Lo más importante de lo ocurrido en la manifestación madrileña del 8M es la expulsión a golpes e insultos de los representantes de Ciudadanos, y su sanción, o justificación, por una parte de la prensa (“abandona”, “tienen que abandonar”, “se ve obligado a abandonar”…). Tres activistas se quedaron sentadas para impedir la marcha de la comitiva de Ciudadanos, pero no se dejaron amedrentar. Los insultos envolvían la sincera opinión de que Ciudadanos no debería estar en la manifestación.
Realmente, no tienen sitio allí. Hace un año publicaron su decálogo de feminismo liberal. Como otros aspectos del programa de Ciudadanos, se queda a medio camino entre la social democracia y el liberalismo. Por un lado, proclama la necesidad de intervenir en la sociedad para obtener determinados objetivos trazados sobre un papel, como la igualdad en la media de los sueldos de hombres y mujeres, o proclama que es misión del Estado modelar nuestras cabecitas en el sistema educativo. Pero por otro habla de un feminismo inclusivo, bandera de mujeres y hombres, no sectario y que habla de “la emancipación del individuo sin distinción de sexo” ni por ningún otro criterio.

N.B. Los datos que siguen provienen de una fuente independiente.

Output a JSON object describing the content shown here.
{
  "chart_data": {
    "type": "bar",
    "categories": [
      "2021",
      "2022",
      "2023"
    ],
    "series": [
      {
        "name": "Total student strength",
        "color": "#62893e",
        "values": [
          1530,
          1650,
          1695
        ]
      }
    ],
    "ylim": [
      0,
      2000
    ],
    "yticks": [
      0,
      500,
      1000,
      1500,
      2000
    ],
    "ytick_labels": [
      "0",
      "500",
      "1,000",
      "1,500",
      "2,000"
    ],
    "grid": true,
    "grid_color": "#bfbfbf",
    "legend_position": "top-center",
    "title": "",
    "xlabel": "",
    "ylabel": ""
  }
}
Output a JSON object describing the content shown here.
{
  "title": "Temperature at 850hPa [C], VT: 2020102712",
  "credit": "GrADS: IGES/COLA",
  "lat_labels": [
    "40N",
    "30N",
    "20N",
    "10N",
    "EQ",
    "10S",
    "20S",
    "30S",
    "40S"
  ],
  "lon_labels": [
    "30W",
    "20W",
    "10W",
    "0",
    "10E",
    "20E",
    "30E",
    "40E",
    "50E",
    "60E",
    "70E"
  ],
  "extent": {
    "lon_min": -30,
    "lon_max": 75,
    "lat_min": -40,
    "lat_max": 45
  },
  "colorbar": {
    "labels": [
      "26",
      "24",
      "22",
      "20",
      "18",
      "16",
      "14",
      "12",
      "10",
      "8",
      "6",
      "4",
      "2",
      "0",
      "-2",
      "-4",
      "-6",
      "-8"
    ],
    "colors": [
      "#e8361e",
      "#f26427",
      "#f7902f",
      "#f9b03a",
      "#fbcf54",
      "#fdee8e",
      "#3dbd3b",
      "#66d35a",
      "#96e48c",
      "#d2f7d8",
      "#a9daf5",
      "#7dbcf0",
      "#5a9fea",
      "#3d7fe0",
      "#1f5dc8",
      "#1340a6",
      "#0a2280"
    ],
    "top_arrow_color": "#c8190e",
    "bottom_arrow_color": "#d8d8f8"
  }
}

El Partido Popular tiene un discurso parecido. Recientemente el partido ha publicado un vídeo en el que muestra a varias de sus mujeres más importantes. Destacan que han llegado hasta allí sin cuotas, pero el mensaje es otro. Cada una de ellas habla de otras mujeres de partidos rivales. Es una apelación a la convivencia y a la ausencia de sectarismo, entre la denuncia por pasiva de la actitud de la izquierda y la sumisa petición de que les acepten en la grey feminista. Cada apelación a las rivales está vinculada con un valor de carácter universal. Una de las líderes del PP lo llega a decir expresamente, y señala que el valor que le atribuye a su rival, la valentía, es tanto de hombres como de mujeres.
Las pocas pero poderosas palabras genuinamente liberales del decálogo de Ciudadanos, la apelación a la convivencia del Partido Popular, todo ello entronca con una concepción de la sociedad y del individuo que hemos llamado, sí, liberalismo. Y es aquí, en el individualismo, donde el feminismo liberal tiene su fuerza y el motivo de su previsible fracaso. No hay derecho que reclame para las mujeres que no valga para los hombres, porque precisamente otorga un valor supremo a los derechos de todo individuo, sin distinciones; es decir, en igualdad. Por eso libertad e igualdad van unidas, y no separadas. Y la apelación a ambos valores sólo puede ser estrictamente feminista en aquellas sociedades en las que se produce el escándalo de una discriminación ante la ley por motivos de sexo.
Pero una vez conquistada esa igualdad, el programa feminista liberal muere de puro éxito. Concluye, y se subsume en la defensa de los derechos de todos. Por eso llega un punto en el que no tiene nada más que ofrecer. Y por eso existe la tentación de ir más allá y adoptar un programa socialdemócrata que acaba por ser lo contrario: imponer distinciones entre los individuos en función de su sexo. Mientras que el feminismo revolucionario siempre encuentra motivos para subvertir los derechos individuales para alcanzar viejos y nuevos objetivos sociales.
Cada paso adelante de ese feminismo socialista y sectario supone un nuevo motivo para reclamar la igual libertad de todos. Pero ese mensaje es incompatible con la participación en una tenida sectaria como la del 8M. No se puede proclamar la igualdad de derechos de todos los individuos y acudir a un acto político que parte exactamente de lo contrario.